Kredit Foto: Sufri Yuliardi
Terkait dalam megaproyek pembangkit listrik 35 ribu mega watt (mw) terjadi perbedaan jatah, terlihat saat ini pihak swasta atau Independent Power Producer (IPP) mendapatkan jatah sebesar 25 ribu mw. Sementara BUMN dalam hal ini PLN hanya dikasih jatah sekitar 10 ribu mw.?
Marwan Batubara Direktur Eksekutif Indonesian Resources Studies (IRESS) mengatakan, hal ini akan sangat merugikan masyarakat Indonesia sebagai konsumen listrik. Sebab, dimana penguasaan sektor swasta dengan skema take or pay yang berlaku ditambah penentuan reserve marging yang berlebihan akan meningkatkan biaya pokok penyediaan (BPP) listrik sehingga pengguna harus membayar listrik yang mahal.
"Saat ini cadangan umum yang berlaku di perusahaan dunia itu sekitar 30-35%. Nah, Jangan sampai karena swasta lebih besar Itu membuat BPP listrik jadi lebih besar. Alhasil tarif listrik jadi lebih mahal," ujarnya di Hotel Grand Sahid, Jakarta, Selasa (22/11/2016). ?

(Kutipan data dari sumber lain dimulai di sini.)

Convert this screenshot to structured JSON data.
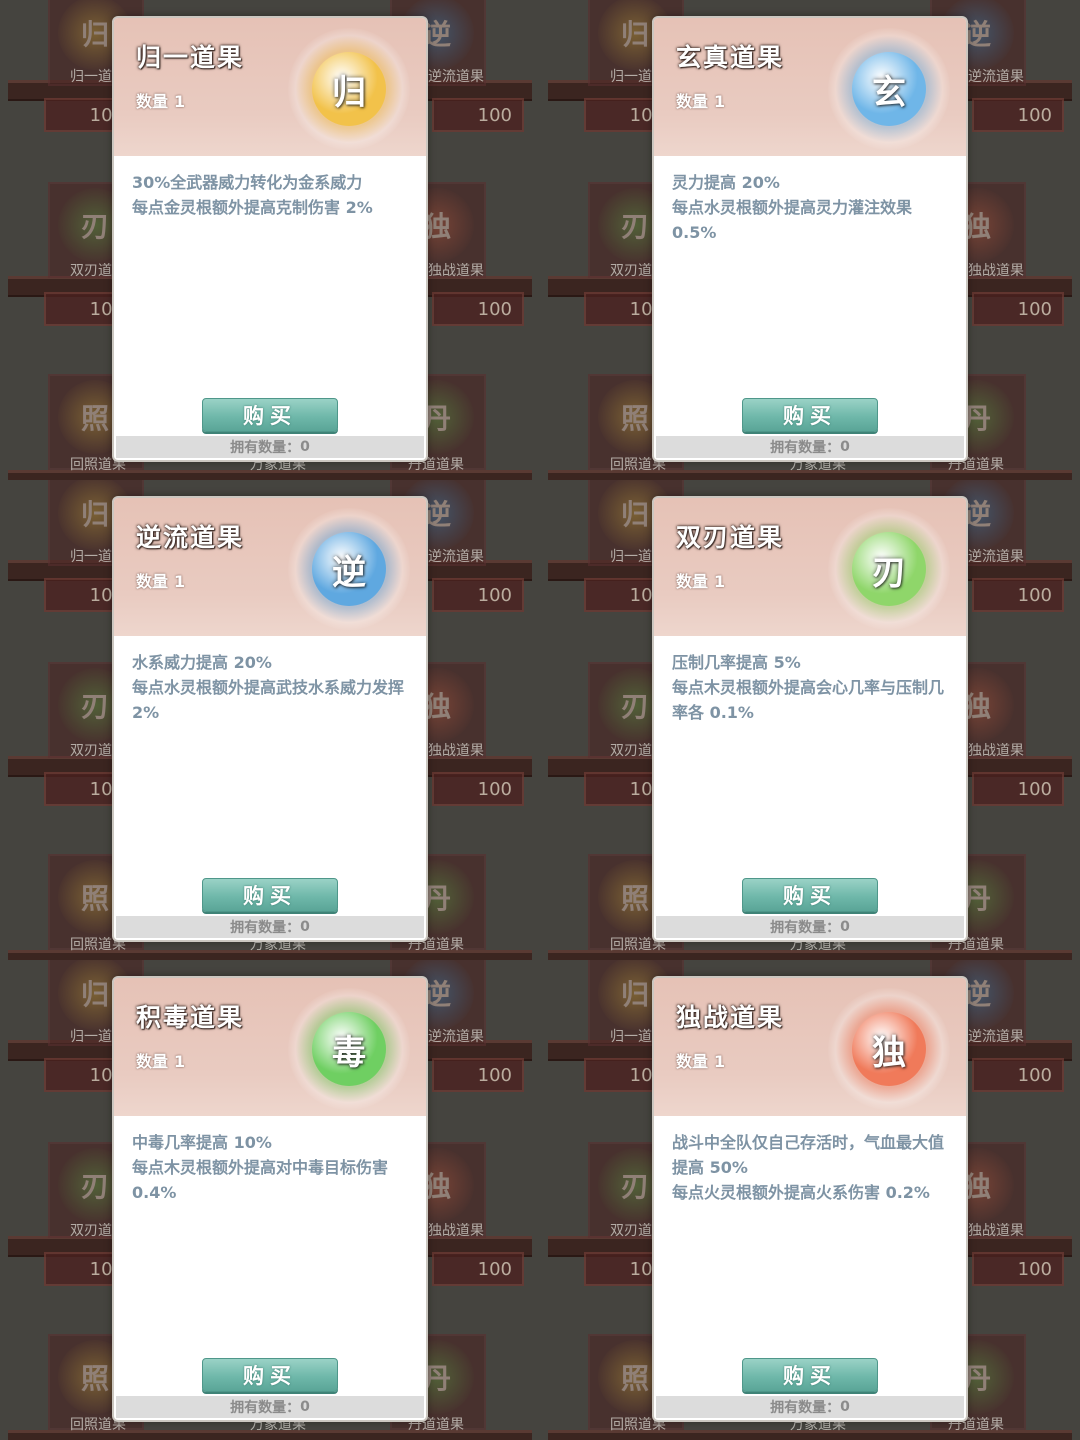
{
  "background": {
    "shelf_labels_row1": [
      "归一道果",
      "逆流道果"
    ],
    "shelf_labels_row2": [
      "双刃道果",
      "独战道果"
    ],
    "shelf_labels_row3": [
      "回照道果",
      "万象道果",
      "丹道道果"
    ],
    "price": "100",
    "orb_chars": [
      "归",
      "逆",
      "刃",
      "独",
      "照",
      "丹"
    ]
  },
  "cards": [
    {
      "title": "归一道果",
      "qty_label": "数量",
      "qty_value": "1",
      "emblem_char": "归",
      "emblem_color": "#f2c24a",
      "desc": [
        "30%全武器威力转化为金系威力",
        "每点金灵根额外提高克制伤害 2%"
      ],
      "buy_label": "购买",
      "owned_label": "拥有数量：",
      "owned_value": "0"
    },
    {
      "title": "玄真道果",
      "qty_label": "数量",
      "qty_value": "1",
      "emblem_char": "玄",
      "emblem_color": "#6fb6e8",
      "desc": [
        "灵力提高 20%",
        "每点水灵根额外提高灵力灌注效果 0.5%"
      ],
      "buy_label": "购买",
      "owned_label": "拥有数量：",
      "owned_value": "0"
    },
    {
      "title": "逆流道果",
      "qty_label": "数量",
      "qty_value": "1",
      "emblem_char": "逆",
      "emblem_color": "#5fa8e0",
      "desc": [
        "水系威力提高 20%",
        "每点水灵根额外提高武技水系威力发挥 2%"
      ],
      "buy_label": "购买",
      "owned_label": "拥有数量：",
      "owned_value": "0"
    },
    {
      "title": "双刃道果",
      "qty_label": "数量",
      "qty_value": "1",
      "emblem_char": "刃",
      "emblem_color": "#8fd66a",
      "desc": [
        "压制几率提高 5%",
        "每点木灵根额外提高会心几率与压制几率各 0.1%"
      ],
      "buy_label": "购买",
      "owned_label": "拥有数量：",
      "owned_value": "0"
    },
    {
      "title": "积毒道果",
      "qty_label": "数量",
      "qty_value": "1",
      "emblem_char": "毒",
      "emblem_color": "#6fcf62",
      "desc": [
        "中毒几率提高 10%",
        "每点木灵根额外提高对中毒目标伤害 0.4%"
      ],
      "buy_label": "购买",
      "owned_label": "拥有数量：",
      "owned_value": "0"
    },
    {
      "title": "独战道果",
      "qty_label": "数量",
      "qty_value": "1",
      "emblem_char": "独",
      "emblem_color": "#f07a5a",
      "desc": [
        "战斗中全队仅自己存活时，气血最大值提高 50%",
        "每点火灵根额外提高火系伤害 0.2%"
      ],
      "buy_label": "购买",
      "owned_label": "拥有数量：",
      "owned_value": "0"
    }
  ]
}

Lanjut Marwan, maka itu kita harus mendukung pemerintah untuk membentuk BUMN Geothermal dengan skala yang besar. Karena dengan sumber panas bumi yang besar, Indonesia seharusnya bisa memanfaatkan hal itu menjadi suplai Pembangkit Listrik Tenaga Panas Bumi (PLTP).?
"Hal ini sekaligus akan menjadi koreksi atas dominasi BUMN yang minim di sektor migas sekira 20% atau minerba sekira 10%. Namun pelaksanaannya dapat dilakukan oleh PGE sendiri tanpa harus melibatkan PLN yang sepatutnya berkonsentrasi di hilir," terangnya.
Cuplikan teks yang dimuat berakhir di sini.